By MICHAEL PERKINS
ONE OF THE MOST FREEING PARTS OF PICTURE MAKING IS RELEASING YOURSELF FROM THE RIGIDITY OF REALITY. Wait. What is he babbling about? Don’t photographers specialize in reality?
Well, yeah, the photographers who work at the DMV, the city jail and immigration do. Also the guy in Wal-mart HR who made your first employee badge. Other than that, everyone is pretty much rendering the world the way they see it right this minute, with more revisions or re-thinks coming tomorrow. And beyond.
Color processing, once the sole domain of the “photo finishers” has now been taken back in-house by pretty much everyone, and, even before you snap the shutter, there are fat stacks of options you can exercise to recast the world in your own image.

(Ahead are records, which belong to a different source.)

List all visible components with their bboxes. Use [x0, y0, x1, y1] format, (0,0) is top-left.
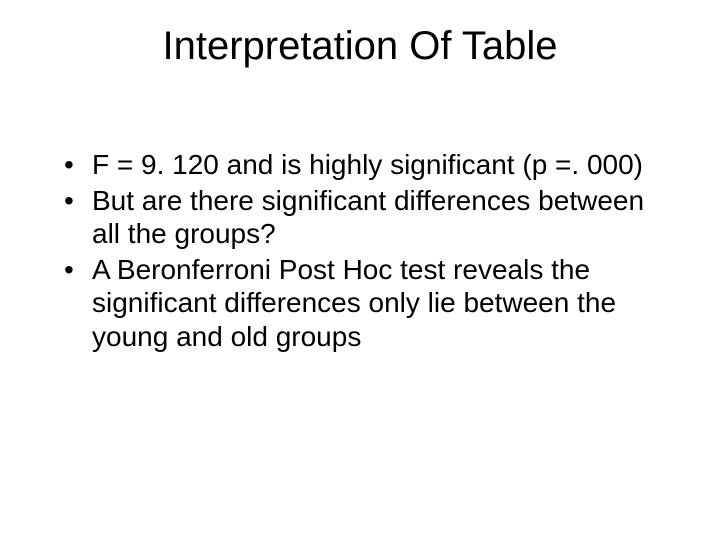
- list-item: A Beronferroni Post Hoc test reveals the…: [58, 253, 660, 354]
- list-item: F = 9. 120 and is highly significant (p …: [58, 148, 660, 182]
- slide: Interpretation Of Table F = 9. 120 and i…: [0, 0, 720, 540]
- list-item: But are there significant differences be…: [58, 184, 660, 251]
- slide-body: F = 9. 120 and is highly significant (p …: [58, 148, 660, 356]
- slide-title: Interpretation Of Table: [0, 24, 720, 69]
- bullet-list: F = 9. 120 and is highly significant (p …: [58, 148, 660, 354]
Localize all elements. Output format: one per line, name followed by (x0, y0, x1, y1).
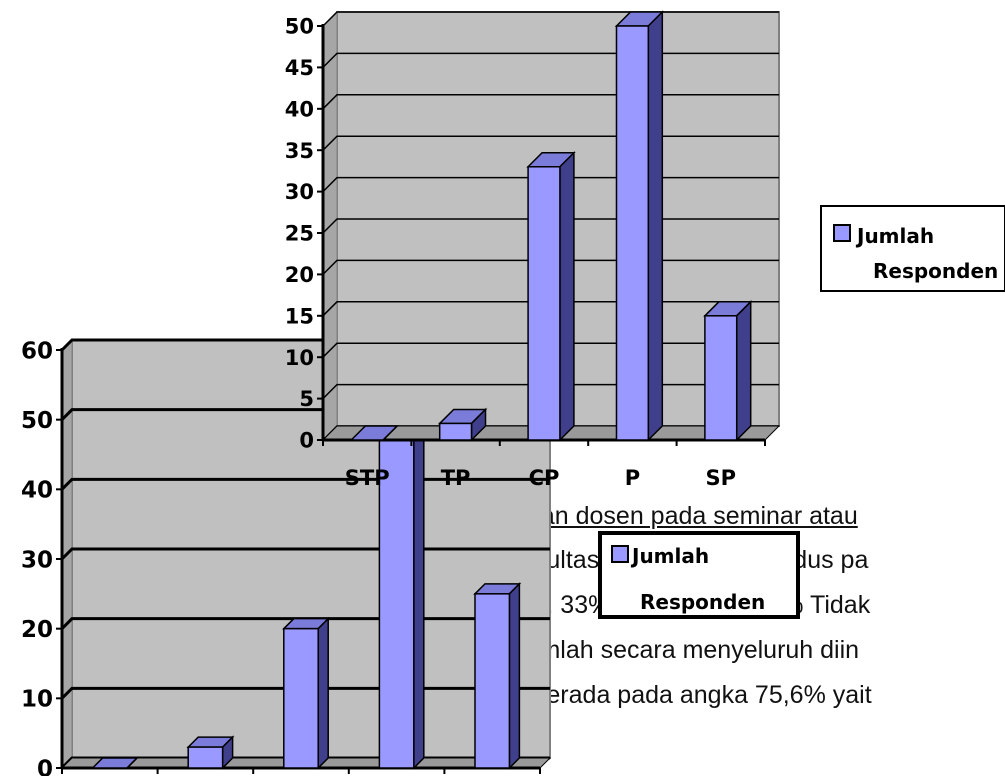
chart2-y-tick-label: 10 (21, 687, 53, 713)
chart1-x-tick-label: STP (345, 466, 390, 490)
chart2-y-tick-label: 40 (21, 478, 53, 504)
paragraph-line-1: atan dosen pada seminar atau (520, 502, 858, 530)
chart1-legend-swatch (833, 224, 851, 242)
chart1-bar-side (735, 299, 752, 442)
chart1-bar (704, 315, 738, 441)
chart1-y-tick-label: 15 (285, 304, 314, 328)
paragraph-line-5: l berada pada angka 75,6% yait (520, 681, 872, 709)
chart2-bar (474, 593, 511, 769)
chart1-y-tick-label: 0 (299, 429, 314, 453)
chart1-y-tick-label: 25 (285, 222, 314, 246)
chart1-legend-label-line-2: Responden (873, 259, 998, 283)
chart2-bar (283, 627, 319, 769)
chart1-y-tick-label: 20 (285, 263, 314, 287)
chart2-y-tick-label: 60 (21, 338, 53, 364)
chart2-legend-label-line-1: Jumlah (630, 544, 709, 568)
chart2-bar-side (126, 757, 138, 769)
chart1-y-tick-label: 10 (285, 346, 314, 370)
chart1-legend-label-line-1: Jumlah (855, 224, 934, 248)
chart2-legend-swatch (611, 545, 629, 563)
chart1-y-tick-label: 45 (285, 56, 314, 80)
chart1-bar (615, 25, 650, 441)
chart1-bar-side (559, 150, 575, 442)
chart1-y-tick-label: 35 (285, 139, 314, 163)
paragraph-line-4: jumlah secara menyeluruh diin (520, 636, 860, 664)
chart1-y-tick-label: 5 (299, 387, 314, 411)
chart1-bar-side (382, 425, 398, 441)
chart1-legend-box (820, 205, 1005, 292)
chart1-y-tick-label: 30 (285, 180, 314, 204)
chart1-x-tick-label: CP (529, 466, 560, 490)
chart2-y-tick-label: 30 (21, 547, 53, 573)
chart2-y-tick-label: 20 (21, 617, 53, 643)
chart2-y-tick-label: 50 (21, 408, 53, 434)
chart2-bar (187, 746, 224, 769)
chart1-x-tick-label: SP (706, 466, 737, 490)
chart2-legend-box (598, 531, 800, 619)
chart1-x-tick-label: TP (441, 466, 471, 490)
chart1-bar (438, 422, 473, 441)
chart2-y-tick-label: 0 (37, 756, 53, 776)
chart2-legend-label-line-2: Responden (640, 590, 765, 614)
chart1-bar (527, 166, 561, 441)
chart1-x-tick-label: P (625, 466, 640, 490)
chart1-y-tick-label: 50 (285, 15, 314, 39)
chart1-y-tick-label: 40 (285, 97, 314, 121)
chart1-bar-side (647, 10, 664, 442)
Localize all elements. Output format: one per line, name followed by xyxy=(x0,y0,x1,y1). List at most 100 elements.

The practice of bracketing shots has made a bit of a comeback since the advent of High Dynamic Range, or HDR processing. You know the drill: shoot any number of shots of the same subject with varying exposure times, then blend them together. But bracketing has been a “best practice” among shooters for decades, especially in the days of film, where you took a variety of exposures of the same scene so you had coverage, or the increased chance that at least one of the frames was The One. Today, it still makes sense to give yourself a series of color choices by the simple act of taking multiple shots with varying white balances. You can already adjust WB to compensate for the color variances of brilliant sun, incandescent bulbs, tube lights, or shade for a more “natural” look. But using white balance settings counter-intuitively, that is, against “nature”, can give your shots a variety of tonal shifts that can be dramatic in their own right.
In the image above, the normal color balance of the gallery entrance would have rendered the bust off-white and the outer vestibule a light grey. Shooting on a tungsten setting when the prevailing light was incandescent gave the interior room a creamy orange look and amped the vestibule into deep blue, setting the two areas sharply off against each other and creating a kind of “end of day” aspect. I shot this scene with about five different white balances and kept the one I liked. Best of all, a comparison of all my choices could be reviewed in a minute and finished by the time the shutter clicked. Holy instant gratification, Batman.
AS A PHOTOGRAPHER, YOU CAN EMPATHIZE WITH THAT FAMOUS MOTH AND HIS FATAL FASCINATION with a candle flame….especially if you’ve ever flirted too close to the edge of a blowout with window light. You want to gobble up as much of that golden illumination as possible without singeing your image with a complete white-hot loss of detail. Too much of a good thing and all that.
However, a window glowing with light is one of the most irresistible of candies for a shooter, and you can fill up a notebook with attempted end-arounds and tricks to harvest it without getting burned. Here’s one cheap and easy way:
In this first attempt to capture the early morning shadows and scattered rays in my office at 1/100 sec., f/5.6, ISO 100, you’ll see that the window is a little too hot, and that nearly everything ahead of the window is rendered into a silhouette. And that’s a shame, since the picture, to me, should be not only about the window light, but also its role in partially lighting a dark room. I don’t want to make an HDR here, since that will completely over-detail the stuff in the dark and look un-natural. All I really need is a hint of room light, as if a small extra bit of detail has been illuminated by the window, but just that….a small bit.
In the second attempt, I have actually halved the shutter speed to 1/200 to underexpose the window, but have also used my on-camera flash with a bounce card to ricochet a little light off the ceiling. I am almost too far away for the flash to be of any real strength, but that’s exactly what I’m looking for: I want just a trace of it to trail down the bookshelf, giving me some really mild color and allowing a few book titles to be readable. The bounce plus the distance has weakened the flash to the point that it plausibly looks as if the illumination is a result of the window light. And since I’ve underexposed the window, even the wee bit of flash hasn’t blown out the slat detail from the blinds.
Overall, this is a cheap and easy fix, happens in-camera, and doesn’t call attention to itself as a technique. There are two kinds of light: the light that is natural and the light that can be made to appear natural. If you can make the two work smoothly together, you can fly close to the flame while avoiding the burn.